Rewind one year and British tennis was bathing in the afterglow of a golden summer of success. With a second Wimbledon title and Olympic gold medal to his name, Andy Murray's unabated march to world No 1 was in full swing. The Briton's eventual coronation came in November, beating rival Novak Djokovic to confirm his status as the sport's best male player.
Meanwhile, Johanna Konta was busy making a name for herself after years spent flying under the radar. After her breakthrough at the Australian Open, where she reached the first Grand Slam semi-final of her career, Konta would end the summer as the first British woman since Jo Durie to enter the world top 10. She eventually brought her season to a close as the WTA's Most Improved Player of the Year.
Gordon Reid, Jamie Murray, and Heather Watson all similarly enjoyed notable success in their respective careers – the latter being crowned Mixed Doubles champion at Wimbledon alongside Henri Kontinen – while Dan Evans and Kyle Edmunds made promising steps forward.
But the present paints a rather different picture. After the heady heights of 2016, British tennis finds itself looking forward to an uncertain future – one that offers no real indicator of where the next champion will come from.
In light of Roger Federer and Rafael Nadal’s recent resurgence, and their refusal to follow Father Time into retirement, questions remain over what exactly lies in store for Murray as he continues to recover from a persistent hip injury.
A notoriously resilient individual, the 30-year-old’s propensity for fighting to the bitter end will no doubt see him bounce back from his recent setback. But as a player who has relied on physicality and power throughout his career, rather than transcendent skill, age is unlikely to treat him well in the same way it has Federer.
The real issue is not one of injuries or form, though, but succession. With Murray approaching the back end of his career, no contender to his British throne has yet to emerge. At 47 in the rankings, Edmund, Britain’s current No 2, has shown few real signs of preparing himself for life post-Murray.

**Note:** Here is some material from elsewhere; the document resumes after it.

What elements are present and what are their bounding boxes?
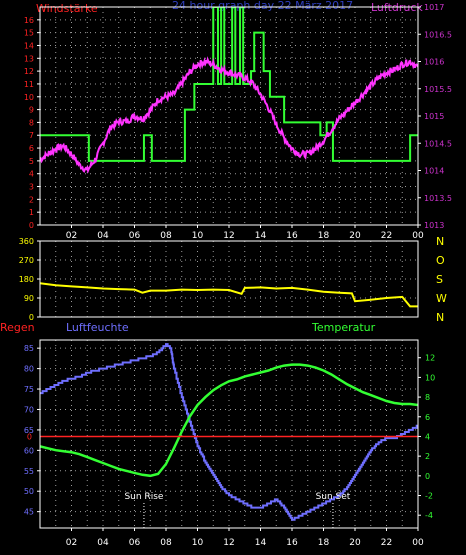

The 22-year-old has age on his side but has not come close to replicating the success of the Scot who, at the same age, had already reached a Grand Slam final and picked up two Masters titles along the way.
In Evans, any hope of British success seems slim at best. Repeated off-court transgressions have tarnished the career of a 27-year-old who once flashed with genuine promise and his recent one-year ban points to a player that, like the proverbial leopard, looks unlikely to change his spots.

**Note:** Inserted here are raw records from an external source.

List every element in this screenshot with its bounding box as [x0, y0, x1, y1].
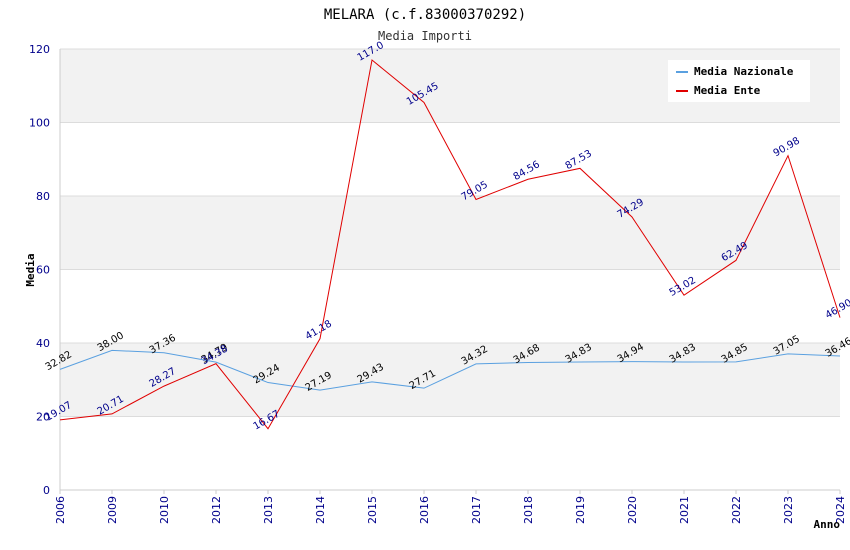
y-tick-label: 80	[36, 190, 50, 203]
y-axis-ticks: 0 20 40 60 80 100 120	[29, 43, 50, 497]
grid-band	[60, 196, 840, 270]
series-line-nazionale	[59, 349, 841, 391]
x-tick-label: 2018	[522, 496, 535, 524]
legend-box	[668, 60, 810, 102]
series-line-ente	[59, 59, 841, 430]
x-tick-label: 2024	[834, 496, 847, 524]
x-tick-label: 2009	[106, 496, 119, 524]
x-tick-label: 2013	[262, 496, 275, 524]
chart-subtitle: Media Importi	[378, 29, 472, 43]
legend-label-nazionale: Media Nazionale	[694, 65, 794, 78]
grid-band	[60, 416, 840, 490]
x-axis-ticks: 2006 2009 2010 2012 2013 2014 2015 2016 2017 2018…	[54, 490, 847, 524]
grid-band	[60, 343, 840, 417]
y-tick-label: 40	[36, 337, 50, 350]
x-tick-label: 2019	[574, 496, 587, 524]
grid-band	[60, 122, 840, 196]
legend: Media Nazionale Media Ente	[668, 60, 810, 102]
x-tick-label: 2021	[678, 496, 691, 524]
series-lines	[59, 59, 841, 430]
x-tick-label: 2016	[418, 496, 431, 524]
x-tick-label: 2014	[314, 496, 327, 524]
grid-band	[60, 269, 840, 343]
x-tick-label: 2012	[210, 496, 223, 524]
y-axis-label: Media	[24, 253, 37, 286]
y-tick-label: 20	[36, 411, 50, 424]
x-tick-label: 2020	[626, 496, 639, 524]
legend-label-ente: Media Ente	[694, 84, 761, 97]
x-axis-label: Anno	[814, 518, 841, 531]
x-tick-label: 2006	[54, 496, 67, 524]
chart-title: MELARA (c.f.83000370292)	[324, 7, 526, 23]
x-tick-label: 2015	[366, 496, 379, 524]
y-tick-label: 60	[36, 264, 50, 277]
x-tick-label: 2023	[782, 496, 795, 524]
y-tick-label: 0	[43, 484, 50, 497]
x-tick-label: 2017	[470, 496, 483, 524]
x-tick-label: 2010	[158, 496, 171, 524]
axes	[59, 49, 840, 491]
y-tick-label: 120	[29, 43, 50, 56]
x-tick-label: 2022	[730, 496, 743, 524]
y-tick-label: 100	[29, 117, 50, 130]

For now, it seems, Konta carries the burden of British expectation on her shoulders. Her recent form leaves plenty to be desired – she has won just two matches in her subsequent five tournaments since Wimbledon – but the 26-year-old is undoubtedly Britain’s best female player for decades. Having worked her way up the rankings to world No 7, Konta is rubbing shoulders with the sport’s elite and her impressive run at SW19, where she reached the semi-finals, bears testament to what she is capable of.
But while she continues to lead the charge in the women’s field, her British compatriots have struggled to find their feet. Watson’s Mixed Doubles success at Wimbledon in 2016 suggests a career away from singles competition might be better suited to her, while injury and bad luck have hampered the promise Laura Robson showed in her earlier days. The pair seem caught on repeat, struggling in vain to break through into the upper echelons of the sport, consigned instead to the fringes of the women’s tour.
It’s not all doom and gloom, though, with a number of British young guns already catching the eye. Jay Clarke, 19, currently stands as the best of the next men’s generation coming through. After that, Jack Draper, 15, is reckoned to be the most promising of Britain’s young boys. Katie Swan, 18, and Gabriella Taylor, 19, are among the best of Britain’s young female players. Of course, what the future holds for these youngster remains to be seen.
With an absence of British players among the sport’s NextGen, it seems the summer of 2016 looks set to be consigned to the history books, unlikely to be revisited for years to come. Life after Murray makes for even more bleak reading, and Britain can only hope that Konta steps up to the mark as the ‘people’s champion’ once the Scot hangs up his racket. If not, British tennis faces the difficulty of filling a sizeable void.